Background: Plasma cell neoplasm is a spectrum of diseases ranging from monoclonal gammopathy of unknown significance to plasma cell leukaemia. These plasma cells secrete immunoglobulin, which can be isotyped by immunoelectrophoresis or immunofixation. This study aimed to detect M protein in suspected cases of multiple myeloma and to identify the isotype of the M protein identified.

Materials and Methods: Serum samples received in the Department of Pathology, Maharajgunj Medical Campus, Kathmandu, Nepal, from May 2022 to April 2024 were included in the study. Protein electrophoresis and isotyping were performed by automated capillary electrophoresis, Sebia Capillarys 2 Flex Piercing System. SPSS Vs 16 was used for statistical analysis.
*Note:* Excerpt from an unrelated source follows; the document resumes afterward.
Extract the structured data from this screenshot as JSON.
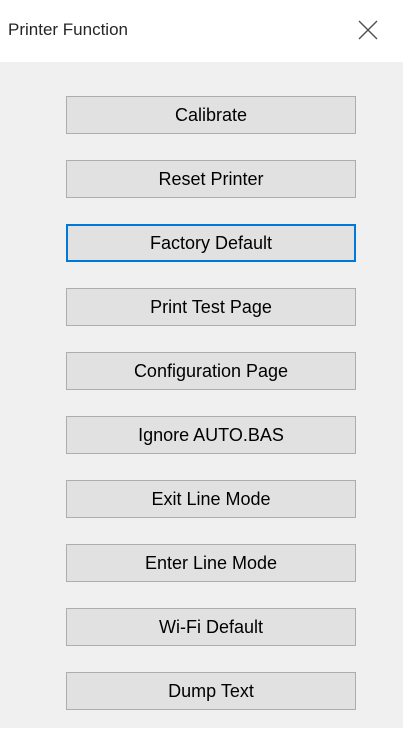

Results: Among the 1839 serum samples received, M-protein was seen in 94 cases (5.1%). Protein electrophoresis showed M spike in the gamma region in 62 cases (65.9%). In 33 cases (35.1%), where bone marrow diagnosis was available, multiple myeloma was seen in 23 cases (69.6%), lymphoplasmacytic lymphoma in eight cases (24.2%), and marginal zone lymphoma in two cases (6.2%). Forty-seven cases (50%) had immunotyping, which showed IgG kappa in 19 cases (40.4%), followed by IgA lambda. Elevated IgG kappa was associated with multiple myeloma, 83.3%, and Ig M kappa with lymphoplasmacytic lymphoma, 71.4%, p 0.001.

Conclusions: IgG kappa is the most common immunoglobulin identified in multiple myeloma. In plasma cell neoplasm, the M spike is primarily IgG kappa located in the gamma region. However, when Ig M is observed in the beta region, other possibilities must also be considered.